Gregg goes to Washington D.C.

I've had the opportunity to visit Washington D.C. since I was a youngster. The first time I visited the National Gallery of Art I was 15. I learned I wanted to be a conservator but that never happened. This trip with my wife Betty, who was there on business, I had the good fortune to visit the frame conservator for the Lund Foundation at the National Portrait Gallery, Martin J. Kotler, who is also a plein air painter. I learned more than I knew there was to know about frames in the short hour or so that we visited. Now I look at frames as much as I do the paintings.
Every trip I learn of another museum. I visited the National Gallery of Art where there was a great new exhibit of Gaugain's work and the The Dale Collection of Impressionists. I visited the National Portrait Gallery and discovered the archives of the Luce Foundation, with over 3000 pieces of art to view. I visited the Corcoran where I discovered the video installations of Grazia Toderi who believes we are light from the comets that made the earth 3 billion years ago and makes video art to let us see what she means. I visited the Rothko Chapel at the private Phillips Gallery and came away with a new mentor. From Rothko's work, I discovered how to emmancipate my paintings from being just a slice of reality and hope to pursue the possibilities. I've already completed one piece that is an homage to Rothko that works well. Both my wife Betty and I now see many Rothko's that need to be painted. It is peculiar that 'realists' emulate 'the masters' ad naseum but few profess to be followers of abstractionists. Perhaps I am wrong and have only been traveling in a particular circle of artists and will come to prove myself wrong. But I must say that abstractionists and conceptual artists such as James Turrell (who has an installation "The Black Box" at the Corcoran) and Grazia Torderi are my latest inspiration.

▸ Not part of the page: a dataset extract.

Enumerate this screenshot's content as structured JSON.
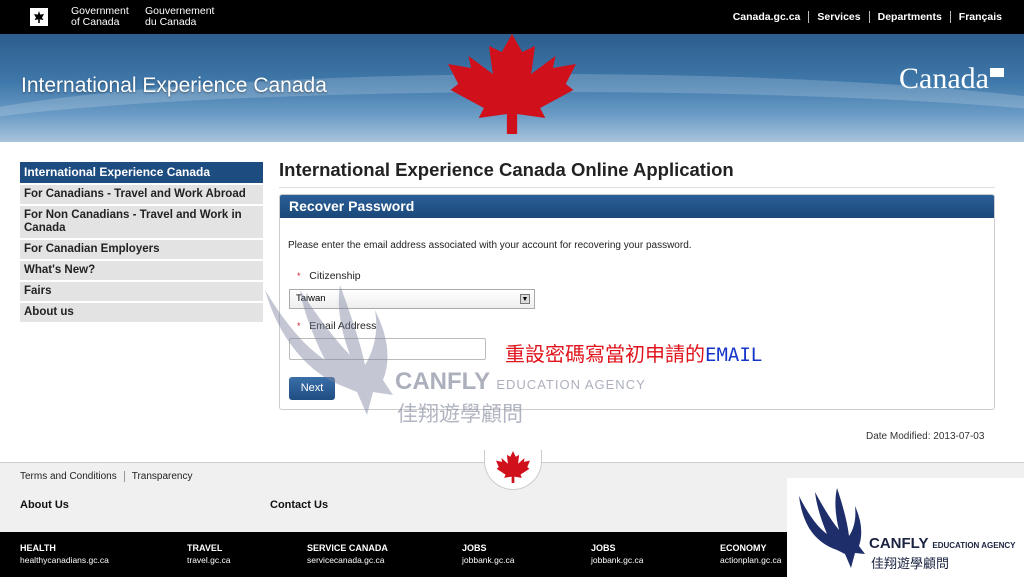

Here's a quote from Toderi, “Orbite Rosse” (Red Orbits, 2009) is a double video projection created for the Venice Biennale. The projected light brings out a stratification of transparences and lights, of cities that are superimposed and continuously transform, and two broad ovals, celestial or terrestrial maps, colored planispheres or cosmograms, upon which luminous tracings dance, trajectories, “invisible cities,” imagined thinking of Italo Calvino and the large lithograph “Venetie MD” (Venice 1500) by Jacopo de’ Barbari, now in the Palazzo Ducale in Venice. “Projections” of light that penetrate our consciousness through the two mysterious “red orbits” of our eyes, which direct the images of our head-world"
Whether it was Rothko, Toderi or the Einstien Planetareum, I seemed to be pre-occupied with the tenet that we are all light.
Another self appointed project was to document 'horses of Washington D.C.'. I photographed some 200 horses. Generals on horseback, Degas's sculptures, Renaissance paintings of Rubens etc. Where ever I saw a horse I took a snap. What became apparent is that up until recent history the horse was the most common companion of mankind. It points out the enormous change that has occured to our world. Mankind's relation to the horse is an emblem of how divorced from nature humanity has become.